Dal Sud Degli Stati Uniti Ancora Ottima Musica Da Un Artista Di Culto. Randall Bramblett – Pine Needle Fire

randall bramblett pine needle fire

Randall Bramblett – Pine Needle Fire – New West

Ogni tanto leggendo Wikipedia si apprendono notizie “interessanti”: per esempio che il nostro amico Randall Bramblett ha una carriera che ha attraversato tre decadi, ma considerando che è in attività dai primi anni 70, direi che sono sette decadi, in più si apprende che il suo genere musicale sta tra folk (?!?), pop/rock, acoustic, adult alternative, mentre leggendo sul suo sito, in quanto si presume che almeno lui sappia che tipo di musica faccia, leggiamo di Americana, Blues, Funk, R&B/Soul e Rock (magari southern, visto che è stato in passato un componente dei Sea Level).

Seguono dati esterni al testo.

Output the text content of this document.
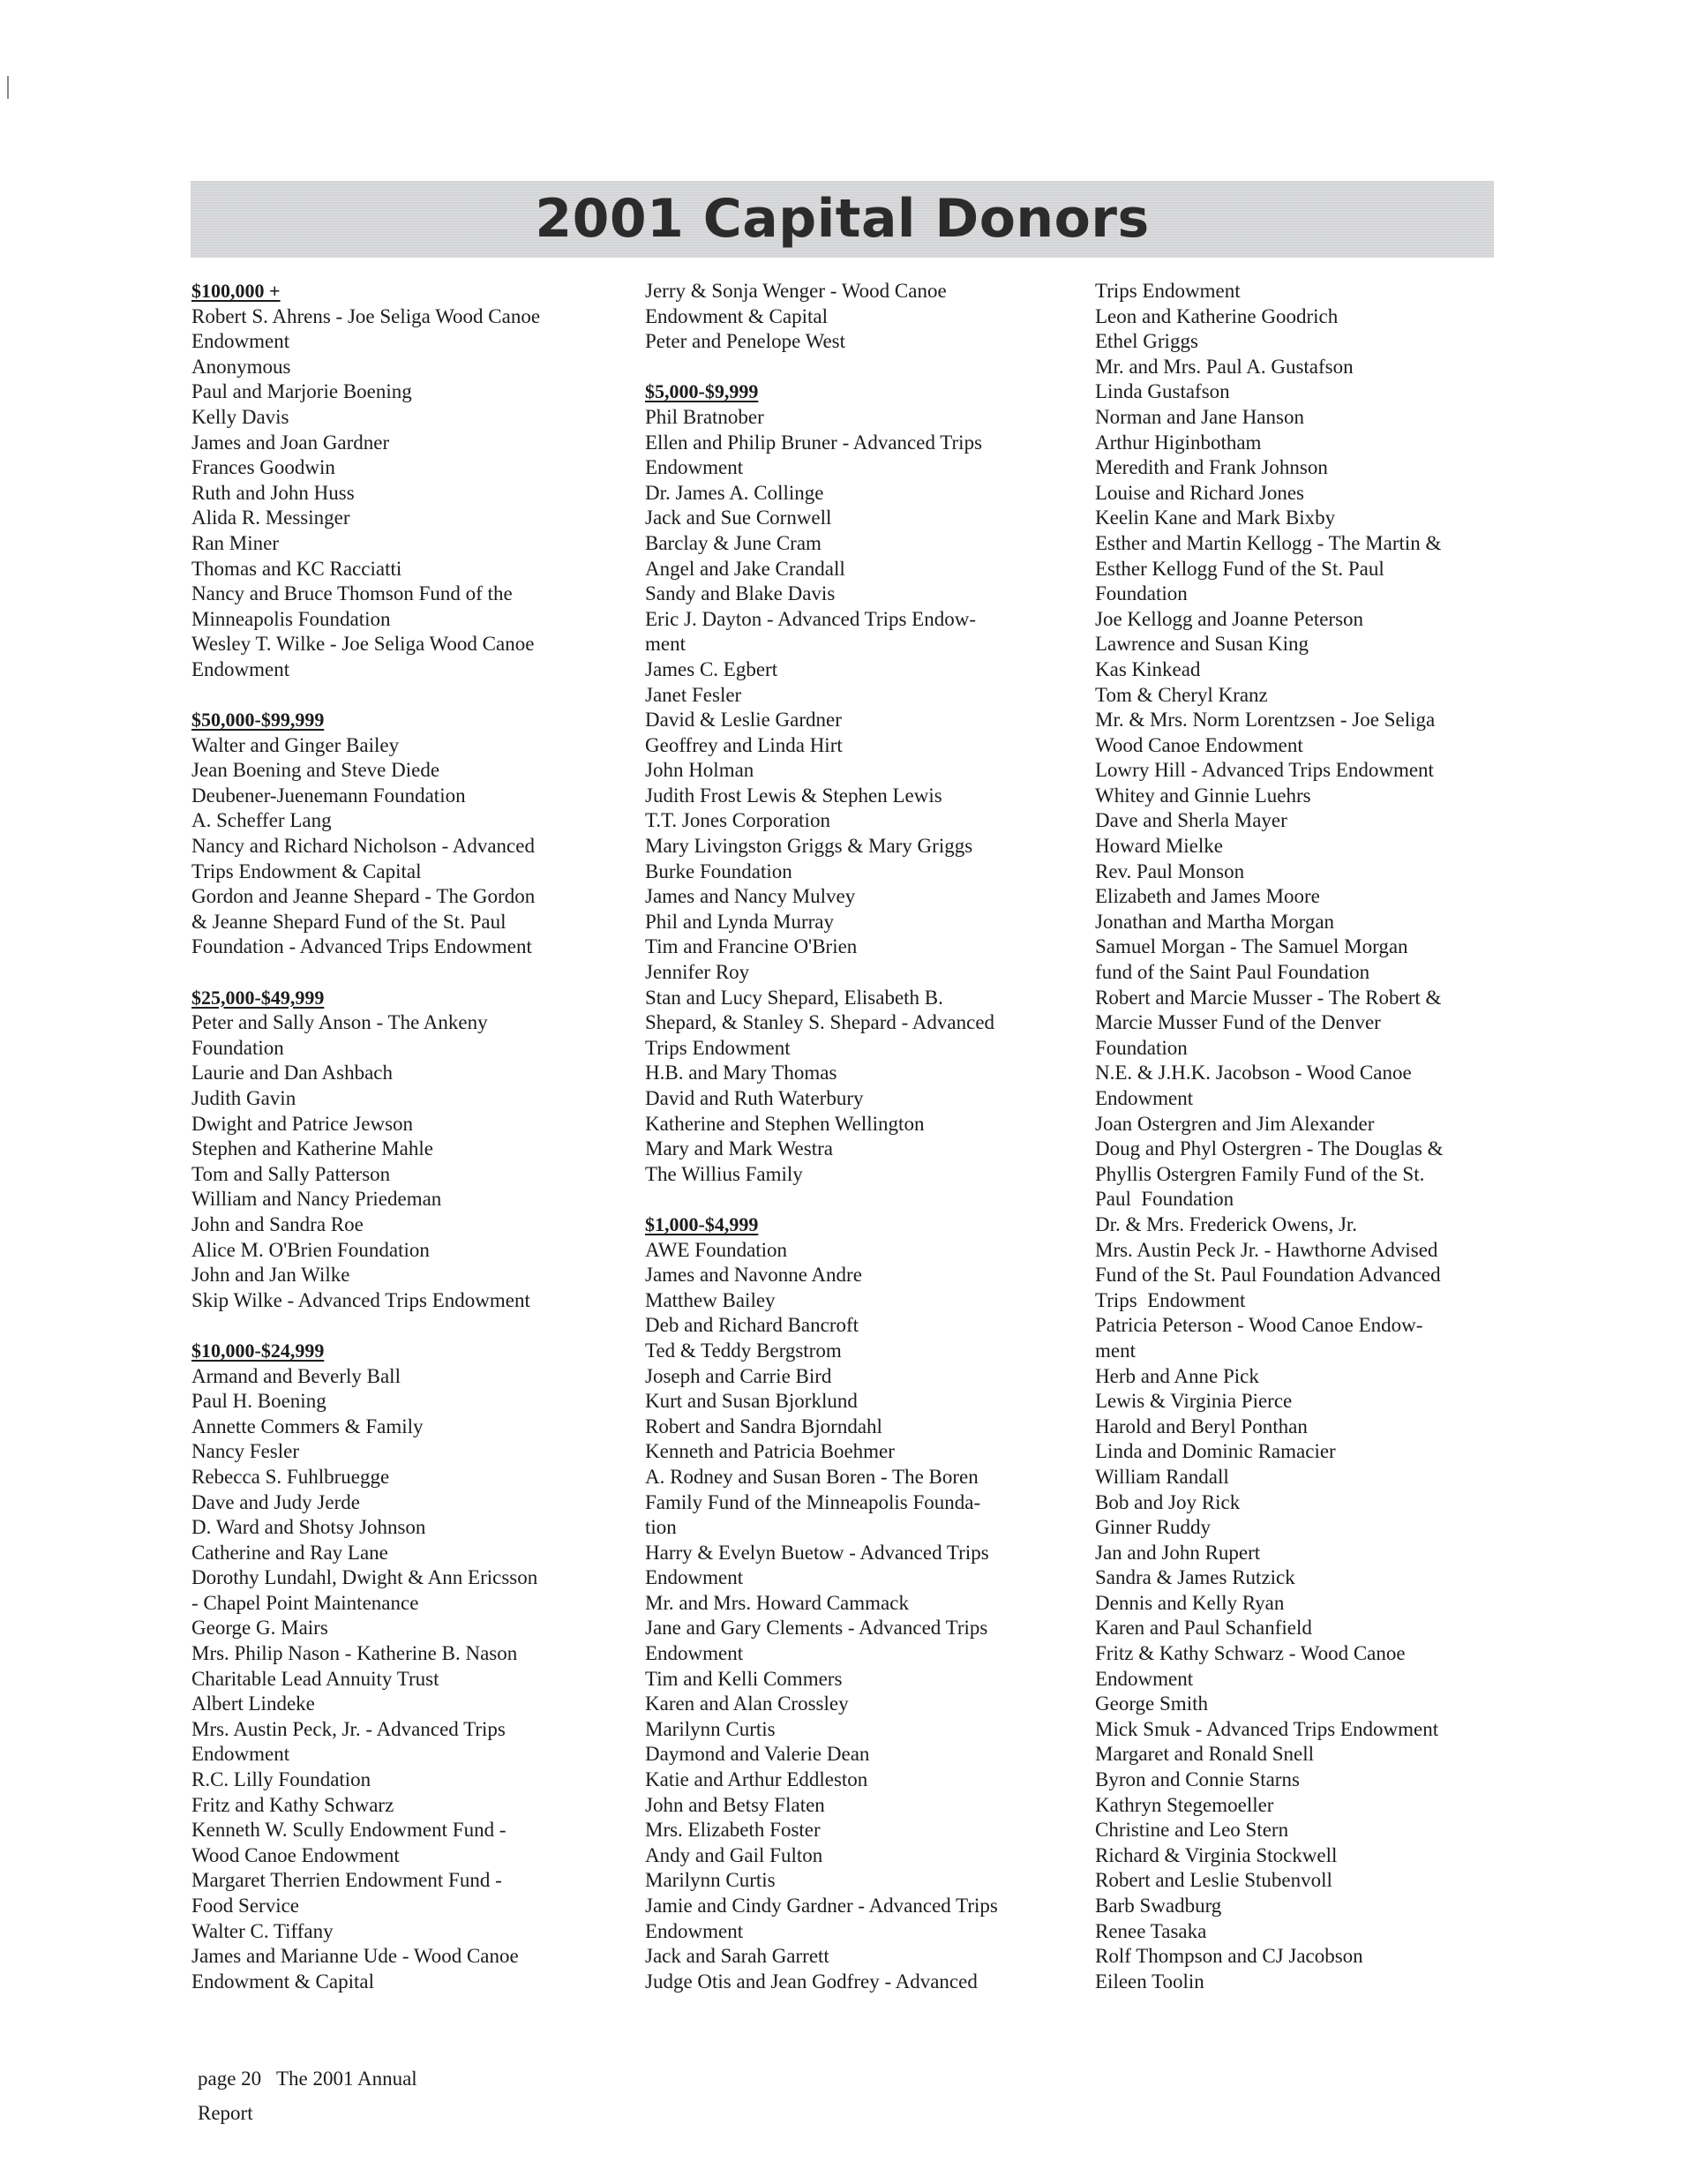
2001 Capital Donors
$100,000 +
Robert S. Ahrens - Joe Seliga Wood Canoe
Endowment
Anonymous
Paul and Marjorie Boening
Kelly Davis
James and Joan Gardner
Frances Goodwin
Ruth and John Huss
Alida R. Messinger
Ran Miner
Thomas and KC Racciatti
Nancy and Bruce Thomson Fund of the
Minneapolis Foundation
Wesley T. Wilke - Joe Seliga Wood Canoe
Endowment
$50,000-$99,999
Walter and Ginger Bailey
Jean Boening and Steve Diede
Deubener-Juenemann Foundation
A. Scheffer Lang
Nancy and Richard Nicholson - Advanced
Trips Endowment & Capital
Gordon and Jeanne Shepard - The Gordon
& Jeanne Shepard Fund of the St. Paul
Foundation - Advanced Trips Endowment
$25,000-$49,999
Peter and Sally Anson - The Ankeny
Foundation
Laurie and Dan Ashbach
Judith Gavin
Dwight and Patrice Jewson
Stephen and Katherine Mahle
Tom and Sally Patterson
William and Nancy Priedeman
John and Sandra Roe
Alice M. O'Brien Foundation
John and Jan Wilke
Skip Wilke - Advanced Trips Endowment
$10,000-$24,999
Armand and Beverly Ball
Paul H. Boening
Annette Commers & Family
Nancy Fesler
Rebecca S. Fuhlbruegge
Dave and Judy Jerde
D. Ward and Shotsy Johnson
Catherine and Ray Lane
Dorothy Lundahl, Dwight & Ann Ericsson
- Chapel Point Maintenance
George G. Mairs
Mrs. Philip Nason - Katherine B. Nason
Charitable Lead Annuity Trust
Albert Lindeke
Mrs. Austin Peck, Jr. - Advanced Trips
Endowment
R.C. Lilly Foundation
Fritz and Kathy Schwarz
Kenneth W. Scully Endowment Fund -
Wood Canoe Endowment
Margaret Therrien Endowment Fund -
Food Service
Walter C. Tiffany
James and Marianne Ude - Wood Canoe
Endowment & Capital
Jerry & Sonja Wenger - Wood Canoe
Endowment & Capital
Peter and Penelope West
$5,000-$9,999
Phil Bratnober
Ellen and Philip Bruner - Advanced Trips
Endowment
Dr. James A. Collinge
Jack and Sue Cornwell
Barclay & June Cram
Angel and Jake Crandall
Sandy and Blake Davis
Eric J. Dayton - Advanced Trips Endow-
ment
James C. Egbert
Janet Fesler
David & Leslie Gardner
Geoffrey and Linda Hirt
John Holman
Judith Frost Lewis & Stephen Lewis
T.T. Jones Corporation
Mary Livingston Griggs & Mary Griggs
Burke Foundation
James and Nancy Mulvey
Phil and Lynda Murray
Tim and Francine O'Brien
Jennifer Roy
Stan and Lucy Shepard, Elisabeth B.
Shepard, & Stanley S. Shepard - Advanced
Trips Endowment
H.B. and Mary Thomas
David and Ruth Waterbury
Katherine and Stephen Wellington
Mary and Mark Westra
The Willius Family
$1,000-$4,999
AWE Foundation
James and Navonne Andre
Matthew Bailey
Deb and Richard Bancroft
Ted & Teddy Bergstrom
Joseph and Carrie Bird
Kurt and Susan Bjorklund
Robert and Sandra Bjorndahl
Kenneth and Patricia Boehmer
A. Rodney and Susan Boren - The Boren
Family Fund of the Minneapolis Founda-
tion
Harry & Evelyn Buetow - Advanced Trips
Endowment
Mr. and Mrs. Howard Cammack
Jane and Gary Clements - Advanced Trips
Endowment
Tim and Kelli Commers
Karen and Alan Crossley
Marilynn Curtis
Daymond and Valerie Dean
Katie and Arthur Eddleston
John and Betsy Flaten
Mrs. Elizabeth Foster
Andy and Gail Fulton
Marilynn Curtis
Jamie and Cindy Gardner - Advanced Trips
Endowment
Jack and Sarah Garrett
Judge Otis and Jean Godfrey - Advanced
Trips Endowment
Leon and Katherine Goodrich
Ethel Griggs
Mr. and Mrs. Paul A. Gustafson
Linda Gustafson
Norman and Jane Hanson
Arthur Higinbotham
Meredith and Frank Johnson
Louise and Richard Jones
Keelin Kane and Mark Bixby
Esther and Martin Kellogg - The Martin &
Esther Kellogg Fund of the St. Paul
Foundation
Joe Kellogg and Joanne Peterson
Lawrence and Susan King
Kas Kinkead
Tom & Cheryl Kranz
Mr. & Mrs. Norm Lorentzsen - Joe Seliga
Wood Canoe Endowment
Lowry Hill - Advanced Trips Endowment
Whitey and Ginnie Luehrs
Dave and Sherla Mayer
Howard Mielke
Rev. Paul Monson
Elizabeth and James Moore
Jonathan and Martha Morgan
Samuel Morgan - The Samuel Morgan
fund of the Saint Paul Foundation
Robert and Marcie Musser - The Robert &
Marcie Musser Fund of the Denver
Foundation
N.E. & J.H.K. Jacobson - Wood Canoe
Endowment
Joan Ostergren and Jim Alexander
Doug and Phyl Ostergren - The Douglas &
Phyllis Ostergren Family Fund of the St.
Paul  Foundation
Dr. & Mrs. Frederick Owens, Jr.
Mrs. Austin Peck Jr. - Hawthorne Advised
Fund of the St. Paul Foundation Advanced
Trips  Endowment
Patricia Peterson - Wood Canoe Endow-
ment
Herb and Anne Pick
Lewis & Virginia Pierce
Harold and Beryl Ponthan
Linda and Dominic Ramacier
William Randall
Bob and Joy Rick
Ginner Ruddy
Jan and John Rupert
Sandra & James Rutzick
Dennis and Kelly Ryan
Karen and Paul Schanfield
Fritz & Kathy Schwarz - Wood Canoe
Endowment
George Smith
Mick Smuk - Advanced Trips Endowment
Margaret and Ronald Snell
Byron and Connie Starns
Kathryn Stegemoeller
Christine and Leo Stern
Richard & Virginia Stockwell
Robert and Leslie Stubenvoll
Barb Swadburg
Renee Tasaka
Rolf Thompson and CJ Jacobson
Eileen Toolin
page 20   The 2001 Annual
Report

Dato a Cesare quel che è di Cesare, e a Randall quel che è di Bramblett, ancora una volta il musicista di Jesup, Georgia, ci regala un altro bel disco, dopo Juke Joint At The End Of The World del 2017 https://discoclub.myblog.it/2017/09/05/un-sudista-anomalo-randall-bramblett-juke-joint-at-the-edge-of-the-world/, ecco l’ottavo CD per la New West negli anni 2000.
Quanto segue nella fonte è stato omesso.